Воскресение начинается «В субботу»

Александр Миндадзе исследовал природу советского мифа

Александр Миндадзе снял фильм «В субботу», и это самое сильное мое киновпечатление за год, но инструментарий для его анализа пока отсутствует. Подвиг Миндадзе в том, что он будто вовсе не зависит от контекста — впрочем, как все мономаны, одержимые единственной страстью. Балабанов ведь тоже не зависит, так и разбирается с главной своей коллизией: как беззащитному человеку реагировать на циничное насилие. Миндадзе исследует другую ситуацию: человек в катастрофе. И его личное безумие — вполне, впрочем, рациональное — оказывается сильнее общественного распада: энтропия убивает все, но против наших личных маний она бессильна.

Метафорой краха привычного мира у Миндадзе выступает обычно техногенная катастрофа, будь то крушение поезда, самолета или парохода. На этот раз все масштабнее, да и фильм, скажу сразу, самый значительный и сложный за всю его карьеру, несмотря на то что я остаюсь верным поклонником их с Абдрашитовым совместных работ. Почему Миндадзе так зациклен на эсхатологической проблематике — понятно: он человек чрезвычайно чуткий, подземные толчки слышал с середины семидесятых. И потом, как сказал однажды Борис Стругацкий, эсхатология — это не обязательно пророчество. Это отдельный жанр, сильный фабульный ход. Если человека привлекает исследование экстремумов — почему нет? Весь кинематограф Миндадзе, вся его точная, короткая, иногда до зашифрованности, проза — о крахе великой эпохи и, шире, о кризисе мира, в котором мы жили две тысячи лет. Началось что-то совсем другое — столь масштабное, что сам распад СССР на этом фоне лишь частный случай.

В новой картине речь о Чернобыле. Снимали в Украине. Оператор — Олег Муту (Румыния), и все, кто видели «Смерть господина Лазареску» или «4 месяца, 3 недели и 2 дня», понимают, какой мастер появился в европейском кино. В главной роли — Антон Шагин, и после этой картины, думаю, истинный масштаб этого артиста тоже станет очевиден. Здесь есть все приметы авторского кинематографа Миндадзе, каким он проявился в «Отрыве»: предельный лаконизм, требующий от зрителя постоянного напряжения. Абсолютная эмоциональная нестабильность, равная готовность героев расхохотаться, разрыдаться, напиться, подраться — как всегда в миг катастрофического потрясения. Абсолютная вера в мужскую солидарность, выдерживающую все, включая конец света. Но это все у него и раньше было — в «Армавире», скажем, недооцененном, но едва ли не лучшем фильме первой половины девяностых. А вот что принципиально оригинального в этой странной во всех отношениях новой работе, которая в самом деле говорит сегодняшнему зрителю нечто жизненно необходимое, — я боюсь догадываться.

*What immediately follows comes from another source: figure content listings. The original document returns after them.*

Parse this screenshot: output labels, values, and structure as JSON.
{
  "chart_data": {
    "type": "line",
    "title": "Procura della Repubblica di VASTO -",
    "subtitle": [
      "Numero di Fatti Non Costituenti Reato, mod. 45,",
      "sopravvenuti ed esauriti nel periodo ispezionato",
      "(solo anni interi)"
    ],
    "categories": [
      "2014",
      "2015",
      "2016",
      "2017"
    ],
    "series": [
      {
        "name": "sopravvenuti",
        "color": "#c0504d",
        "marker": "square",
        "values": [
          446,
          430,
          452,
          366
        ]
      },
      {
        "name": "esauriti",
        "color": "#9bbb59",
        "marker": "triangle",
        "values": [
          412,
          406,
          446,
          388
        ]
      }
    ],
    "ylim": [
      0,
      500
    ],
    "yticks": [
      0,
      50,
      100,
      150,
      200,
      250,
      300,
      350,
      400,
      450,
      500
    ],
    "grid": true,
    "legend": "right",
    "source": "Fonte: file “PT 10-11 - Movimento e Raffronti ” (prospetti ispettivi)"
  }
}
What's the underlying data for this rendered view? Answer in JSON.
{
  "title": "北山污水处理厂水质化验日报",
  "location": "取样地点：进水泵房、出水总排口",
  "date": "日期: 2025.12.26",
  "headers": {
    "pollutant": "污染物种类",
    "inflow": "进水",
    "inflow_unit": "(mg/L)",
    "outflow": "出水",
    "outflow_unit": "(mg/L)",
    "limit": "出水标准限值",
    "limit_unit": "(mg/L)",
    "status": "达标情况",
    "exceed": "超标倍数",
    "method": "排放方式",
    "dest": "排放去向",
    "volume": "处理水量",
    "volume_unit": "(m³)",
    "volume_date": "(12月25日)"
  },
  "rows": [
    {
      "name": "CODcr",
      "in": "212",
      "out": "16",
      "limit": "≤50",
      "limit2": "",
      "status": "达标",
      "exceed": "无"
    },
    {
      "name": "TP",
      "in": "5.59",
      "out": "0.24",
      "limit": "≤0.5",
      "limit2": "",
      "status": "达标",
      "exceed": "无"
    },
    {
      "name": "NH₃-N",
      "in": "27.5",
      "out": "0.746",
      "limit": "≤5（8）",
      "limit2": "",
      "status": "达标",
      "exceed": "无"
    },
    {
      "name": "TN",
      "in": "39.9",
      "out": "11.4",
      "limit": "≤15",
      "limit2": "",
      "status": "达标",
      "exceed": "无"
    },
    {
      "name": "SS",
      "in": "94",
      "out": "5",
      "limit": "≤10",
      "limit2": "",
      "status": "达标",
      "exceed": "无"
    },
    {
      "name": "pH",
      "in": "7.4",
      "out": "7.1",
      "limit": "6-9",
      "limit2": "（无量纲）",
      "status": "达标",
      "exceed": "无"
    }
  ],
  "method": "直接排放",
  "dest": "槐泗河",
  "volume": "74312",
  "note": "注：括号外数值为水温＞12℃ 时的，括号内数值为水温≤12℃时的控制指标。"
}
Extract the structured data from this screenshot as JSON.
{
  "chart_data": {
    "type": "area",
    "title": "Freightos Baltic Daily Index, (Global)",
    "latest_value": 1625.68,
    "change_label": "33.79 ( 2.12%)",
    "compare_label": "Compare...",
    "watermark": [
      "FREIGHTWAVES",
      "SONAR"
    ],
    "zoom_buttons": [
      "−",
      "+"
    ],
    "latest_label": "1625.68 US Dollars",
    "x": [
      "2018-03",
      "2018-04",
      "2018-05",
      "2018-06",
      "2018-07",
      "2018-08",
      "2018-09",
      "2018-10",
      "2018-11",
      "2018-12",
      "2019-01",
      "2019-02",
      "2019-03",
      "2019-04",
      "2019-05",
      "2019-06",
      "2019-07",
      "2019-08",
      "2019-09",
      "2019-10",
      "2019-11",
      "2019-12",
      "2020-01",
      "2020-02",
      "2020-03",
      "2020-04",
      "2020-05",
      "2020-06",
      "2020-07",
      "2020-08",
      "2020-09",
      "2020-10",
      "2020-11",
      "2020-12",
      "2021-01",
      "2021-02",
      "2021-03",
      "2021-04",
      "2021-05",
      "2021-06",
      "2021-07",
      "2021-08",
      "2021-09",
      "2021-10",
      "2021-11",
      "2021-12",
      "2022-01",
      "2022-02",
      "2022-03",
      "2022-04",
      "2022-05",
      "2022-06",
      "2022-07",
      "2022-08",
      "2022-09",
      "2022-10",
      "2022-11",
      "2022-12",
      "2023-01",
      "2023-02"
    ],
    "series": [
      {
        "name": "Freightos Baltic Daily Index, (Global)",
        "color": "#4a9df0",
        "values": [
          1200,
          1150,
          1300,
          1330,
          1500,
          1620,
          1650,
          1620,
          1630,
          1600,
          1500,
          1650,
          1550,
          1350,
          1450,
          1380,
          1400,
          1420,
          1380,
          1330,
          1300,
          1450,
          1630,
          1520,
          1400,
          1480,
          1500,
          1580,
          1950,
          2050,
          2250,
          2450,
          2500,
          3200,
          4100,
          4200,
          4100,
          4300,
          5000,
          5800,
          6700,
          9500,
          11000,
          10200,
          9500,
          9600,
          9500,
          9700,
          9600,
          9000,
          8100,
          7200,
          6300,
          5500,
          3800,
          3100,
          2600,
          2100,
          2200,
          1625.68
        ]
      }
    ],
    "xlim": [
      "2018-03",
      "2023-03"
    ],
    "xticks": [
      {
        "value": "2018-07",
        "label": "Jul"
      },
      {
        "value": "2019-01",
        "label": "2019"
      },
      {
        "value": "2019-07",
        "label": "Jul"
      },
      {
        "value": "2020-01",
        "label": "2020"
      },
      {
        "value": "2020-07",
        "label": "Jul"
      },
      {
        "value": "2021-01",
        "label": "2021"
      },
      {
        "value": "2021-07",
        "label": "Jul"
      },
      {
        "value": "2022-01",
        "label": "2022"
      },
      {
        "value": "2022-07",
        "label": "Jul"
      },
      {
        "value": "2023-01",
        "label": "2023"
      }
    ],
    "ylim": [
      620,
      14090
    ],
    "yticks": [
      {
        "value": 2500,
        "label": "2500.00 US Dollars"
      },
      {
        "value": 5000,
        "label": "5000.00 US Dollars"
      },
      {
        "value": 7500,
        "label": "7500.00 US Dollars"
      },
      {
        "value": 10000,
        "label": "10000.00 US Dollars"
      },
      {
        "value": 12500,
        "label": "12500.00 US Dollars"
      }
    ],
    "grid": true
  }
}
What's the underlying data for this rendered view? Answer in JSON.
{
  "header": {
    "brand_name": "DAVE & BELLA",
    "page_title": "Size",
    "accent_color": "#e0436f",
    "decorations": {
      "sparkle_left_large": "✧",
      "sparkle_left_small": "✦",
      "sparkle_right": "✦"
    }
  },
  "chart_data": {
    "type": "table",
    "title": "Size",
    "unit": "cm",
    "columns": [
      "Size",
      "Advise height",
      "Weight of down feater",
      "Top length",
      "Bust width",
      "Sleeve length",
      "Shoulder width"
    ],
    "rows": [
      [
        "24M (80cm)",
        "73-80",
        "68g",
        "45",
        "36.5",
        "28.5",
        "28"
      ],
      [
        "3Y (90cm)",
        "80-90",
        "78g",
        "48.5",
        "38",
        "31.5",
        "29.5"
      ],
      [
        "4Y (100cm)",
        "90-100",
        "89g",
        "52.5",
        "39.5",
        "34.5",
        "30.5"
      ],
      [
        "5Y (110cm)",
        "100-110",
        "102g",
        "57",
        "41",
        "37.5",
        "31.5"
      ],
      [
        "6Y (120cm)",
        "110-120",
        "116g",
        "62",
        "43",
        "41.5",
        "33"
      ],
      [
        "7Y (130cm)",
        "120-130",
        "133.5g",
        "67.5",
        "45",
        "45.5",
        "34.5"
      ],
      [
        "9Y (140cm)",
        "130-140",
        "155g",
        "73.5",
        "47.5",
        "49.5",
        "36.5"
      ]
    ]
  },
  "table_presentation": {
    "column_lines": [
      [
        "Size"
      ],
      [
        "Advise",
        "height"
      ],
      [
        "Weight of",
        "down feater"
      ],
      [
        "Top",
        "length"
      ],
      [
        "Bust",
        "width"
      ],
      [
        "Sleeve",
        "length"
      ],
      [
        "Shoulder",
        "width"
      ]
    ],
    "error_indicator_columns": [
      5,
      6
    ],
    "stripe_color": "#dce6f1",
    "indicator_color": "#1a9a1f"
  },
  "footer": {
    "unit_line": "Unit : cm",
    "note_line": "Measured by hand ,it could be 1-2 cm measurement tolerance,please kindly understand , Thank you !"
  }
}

Миндадзе замахнулся на то, о чем постсоветский кинематограф и мечтать не смел, — на исследование самой природы советского мифа, державшегося на героизме, на смерти, несмотря на всю свою позднюю уютную рыхлость. Смерть там была в основе всех вещей, угадывалась фоном, к ней надо было постоянно готовиться, потому что и сам этот мир был построен на трупах, на руинах; это был мир в значительной степени самурайский, что явлено уже в «Параде планет», да впрочем, многие ведь догадывались. И потому, когда случился Чернобыль, — это не было следствием бесхозяйственности или там штурмовщины. Это вырвался на поверхность всегда лежавший в подспудной глубине этого мира демон распада. Он даже был его основой, рискну я сказать. Эта смерть, таившаяся в основе всех вещей, подгоняла, напоминала о себе, толкала на подвиги и подлости: она делала советскую жизнь столь экстремальной, временами столь гнусной, — но и столь благородной временами. Больше того: она одна оправдывала все, придавала всему особенную подсветку. Отсюда и культ павших, и требование пренебрегать бытом во имя высших целей. И когда временно угнетенный, порабощенный до поры демон распада и гибели вырвался наружу, сорвав крышку реактора и крышу этого мира, — советский человек странным образом воспрял. Он почувствовал, что все это естественно. Что случилось нечто давно ожидаемое, неизбежное, даже прекрасное. Вспомним прекрасный, светлый апокалипсис в «Далекой Радуге» Стругацких, так похожей на «В субботу», — отсюда и множество аллюзий к их творчеству в этих заметках.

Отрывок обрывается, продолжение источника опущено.